The pace of artificial intelligence research has exploded. Every week, thousands of new machine learning papers are published. But here’s the real problem: no human team can keep up, test everything, and still build something new.
That gap is exactly what Autoscience is trying to solve.
The San Mateo-based startup has raised $14 million in seed funding to build what it calls a fully automated AI research lab. The round was led by General Catalyst, with backing from Toyota Ventures, Perplexity Fund, MaC Ventures, and S32.
The fresh funding will be used to expand Autoscience’s platform and bring it to a select group of large enterprises, including Fortune 500 companies.
The startup also plans to grow its engineering team as it pushes further into automated AI research.
Building an AI lab without humans
Autoscience is taking a bold approach. Instead of hiring more researchers, it is building AI systems that act like researchers.

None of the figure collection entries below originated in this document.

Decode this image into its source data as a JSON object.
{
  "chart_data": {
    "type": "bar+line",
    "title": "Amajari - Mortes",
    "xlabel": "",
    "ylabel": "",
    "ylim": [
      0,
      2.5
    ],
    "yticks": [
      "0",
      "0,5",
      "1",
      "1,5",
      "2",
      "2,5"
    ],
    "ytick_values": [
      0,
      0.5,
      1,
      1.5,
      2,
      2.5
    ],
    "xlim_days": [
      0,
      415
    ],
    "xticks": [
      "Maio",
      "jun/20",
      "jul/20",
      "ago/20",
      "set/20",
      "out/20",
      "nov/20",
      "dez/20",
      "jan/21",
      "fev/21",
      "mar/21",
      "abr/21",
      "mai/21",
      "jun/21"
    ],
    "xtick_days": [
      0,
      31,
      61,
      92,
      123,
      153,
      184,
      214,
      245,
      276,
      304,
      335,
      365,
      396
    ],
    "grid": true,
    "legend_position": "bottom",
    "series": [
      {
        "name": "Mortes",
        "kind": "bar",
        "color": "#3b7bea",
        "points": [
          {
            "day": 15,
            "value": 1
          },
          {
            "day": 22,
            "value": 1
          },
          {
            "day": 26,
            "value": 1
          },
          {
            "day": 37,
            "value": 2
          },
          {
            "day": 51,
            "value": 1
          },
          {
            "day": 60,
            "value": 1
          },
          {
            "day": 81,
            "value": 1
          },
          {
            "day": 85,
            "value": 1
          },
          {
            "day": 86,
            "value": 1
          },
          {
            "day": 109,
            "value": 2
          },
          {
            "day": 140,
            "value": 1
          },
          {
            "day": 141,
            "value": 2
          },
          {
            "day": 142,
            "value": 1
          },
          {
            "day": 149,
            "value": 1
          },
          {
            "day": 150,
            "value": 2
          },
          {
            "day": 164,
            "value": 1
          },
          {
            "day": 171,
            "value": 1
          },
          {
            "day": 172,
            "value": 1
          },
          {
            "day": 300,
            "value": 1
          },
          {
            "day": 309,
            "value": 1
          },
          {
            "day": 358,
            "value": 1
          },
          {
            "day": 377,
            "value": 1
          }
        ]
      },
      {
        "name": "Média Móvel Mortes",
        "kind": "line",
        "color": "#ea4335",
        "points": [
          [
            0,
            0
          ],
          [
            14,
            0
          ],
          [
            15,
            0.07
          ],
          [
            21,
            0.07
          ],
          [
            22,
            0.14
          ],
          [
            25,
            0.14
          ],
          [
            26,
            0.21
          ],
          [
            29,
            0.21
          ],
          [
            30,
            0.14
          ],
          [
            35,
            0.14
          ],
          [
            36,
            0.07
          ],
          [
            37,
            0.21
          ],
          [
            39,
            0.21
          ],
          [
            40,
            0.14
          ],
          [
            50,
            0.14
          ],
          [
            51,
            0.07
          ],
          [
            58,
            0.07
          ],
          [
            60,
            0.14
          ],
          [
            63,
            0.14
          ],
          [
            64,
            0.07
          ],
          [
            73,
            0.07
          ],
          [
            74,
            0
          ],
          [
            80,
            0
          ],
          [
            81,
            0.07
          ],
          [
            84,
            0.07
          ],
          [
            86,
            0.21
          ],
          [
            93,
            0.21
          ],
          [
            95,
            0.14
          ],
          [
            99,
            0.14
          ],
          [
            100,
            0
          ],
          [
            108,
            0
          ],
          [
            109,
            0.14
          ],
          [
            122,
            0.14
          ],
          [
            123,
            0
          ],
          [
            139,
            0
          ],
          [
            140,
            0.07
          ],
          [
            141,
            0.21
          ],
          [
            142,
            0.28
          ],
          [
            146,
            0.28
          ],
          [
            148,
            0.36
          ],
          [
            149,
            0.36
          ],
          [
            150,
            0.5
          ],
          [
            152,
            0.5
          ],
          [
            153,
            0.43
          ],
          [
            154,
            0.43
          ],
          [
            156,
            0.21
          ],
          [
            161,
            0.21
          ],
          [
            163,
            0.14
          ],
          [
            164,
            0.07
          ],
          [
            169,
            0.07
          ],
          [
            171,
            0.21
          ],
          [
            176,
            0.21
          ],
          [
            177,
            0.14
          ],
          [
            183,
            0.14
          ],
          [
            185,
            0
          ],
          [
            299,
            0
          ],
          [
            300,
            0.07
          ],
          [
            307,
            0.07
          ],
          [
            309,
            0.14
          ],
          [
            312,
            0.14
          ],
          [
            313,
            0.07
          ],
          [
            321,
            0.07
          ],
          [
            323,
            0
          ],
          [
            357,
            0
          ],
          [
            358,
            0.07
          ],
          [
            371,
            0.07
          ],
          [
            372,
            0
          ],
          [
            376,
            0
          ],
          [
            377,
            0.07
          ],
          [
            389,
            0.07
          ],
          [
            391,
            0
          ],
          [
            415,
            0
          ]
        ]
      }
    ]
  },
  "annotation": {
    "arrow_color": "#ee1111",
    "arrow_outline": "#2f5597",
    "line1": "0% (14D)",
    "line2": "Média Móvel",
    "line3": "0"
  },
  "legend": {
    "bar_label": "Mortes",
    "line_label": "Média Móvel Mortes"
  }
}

“We’ve reached a point where human intuition is no longer enough to navigate the complexity of algorithmic discovery,” said Eliot Cowan, CEO of Autoscience. “We’ve built a research organisation where the researchers are AI systems. We aim to compress a decade of machine learning research into months, unlocking new AI capabilities for scientists and forming a competitive edge for our customers.”
The company has developed a virtual lab powered by “AI scientists” and “AI engineers.”
These systems can generate new ideas, test them, and turn successful ones into real-world machine learning models.
In simple terms, it is trying to automate the entire research cycle. This matters because the bottleneck in AI is no longer data or computing power. It is human capacity. Teams simply cannot test ideas fast enough anymore.
Autoscience’s system splits the work into two parts: One AI system focuses on generating and testing new algorithm ideas. Another focuses on refining and deploying them. Together, they aim to replicate what a full research team would do, but at much higher speed.
The startup has already shown early signs of what this approach can do.
Its autonomous system became one of the first to produce a peer-reviewed research paper at an ICLR 2025 workshop. It also secured a silver medal in a Kaggle competition, competing against more than 3,300 human teams.
That marks a shift. AI is no longer just assisting researchers. It is starting to compete with them.
Targeting high-stakes industries
The company is already focusing on real-world use cases where better models can directly impact business outcomes.
Its early deployments are aimed at financial services, manufacturing, and fraud detection. These are areas where even small improvements in models can lead to major gains.
“We believe Autoscience is tackling an increasingly important challenge in machine learning: the pace and scalability of experimentation,” said Yuri Sagalov, Managing Director at General Catalyst. “As research output continues to grow, teams are looking for ways to more efficiently test, validate, and translate new ideas into production systems. We’re excited about their progress in advancing autonomous R&D to scale that workflow.”